Music men: The Bears played loud music during individual periods early in practice. Songs included "Welcome to the Jungle" by Guns N' Roses and "Living on a Prayer" by Bon Jovi.
"I've talked a lot about this with guys around the league," Trestman said. "I just wanted to bring something to practice, just a little more energy. Talking to the players about it, that we would do some work in individual when we can coach them close up and still get our job done but have a little fun as well with just getting them going.
"And it translates to games because there's music before games. So because they're working with music before games, why shouldn't we have music during the same kind of warm-up period, that individual period that we have in practice? That was really the No. 1 reason to do it, to make the practice as game-like as it could be."
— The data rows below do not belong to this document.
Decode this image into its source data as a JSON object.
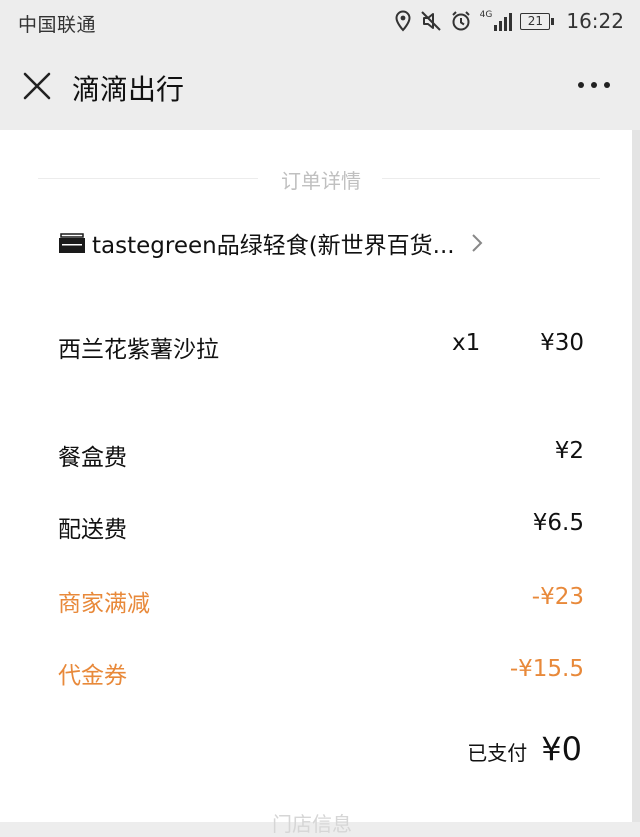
{
  "status_bar": {
    "carrier": "中国联通",
    "network": "4G",
    "battery": "21",
    "time": "16:22"
  },
  "nav": {
    "title": "滴滴出行"
  },
  "order": {
    "section_title": "订单详情",
    "shop_name": "tastegreen品绿轻食(新世界百货...",
    "items": [
      {
        "name": "西兰花紫薯沙拉",
        "qty": "x1",
        "price": "¥30"
      }
    ],
    "fees": [
      {
        "label": "餐盒费",
        "value": "¥2"
      },
      {
        "label": "配送费",
        "value": "¥6.5"
      }
    ],
    "discounts": [
      {
        "label": "商家满减",
        "value": "-¥23"
      },
      {
        "label": "代金券",
        "value": "-¥15.5"
      }
    ],
    "paid_label": "已支付",
    "paid_value": "¥0",
    "next_section_partial": "门店信息"
  },
  "colors": {
    "discount": "#e8893a",
    "nav_bg": "#ededed"
  }
}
Sights seen: Receiver Alshon Jeffery picked up Friday where he left off last season, making a handful of nifty leaping grabs. Fellow receivers Brandon Marshall and Marquess Wilson also looked sharp catching passes in 7-on-7 and 11-on-11 drills. … Cornerback Sherrick McManis intercepted a pass that deflected off receiver Josh Morgan. … Tight end Martellus Bennett dropped a pass and jumped before the snap on one series of drills. … Right guard Kyle Long (viral infection) and safeties Craig Steltz (groin) and Chris Conte (shoulder) did not practice. Eben Britton replaced Long with the No. 1 offense. … Jarrett Payton, the son of Bears legend Walter Payton, attended practice on what would have been his father's 60th birthday. The Hall of Fame running back passed away Aug. 1, 1999 at the age of 45 due to liver disease.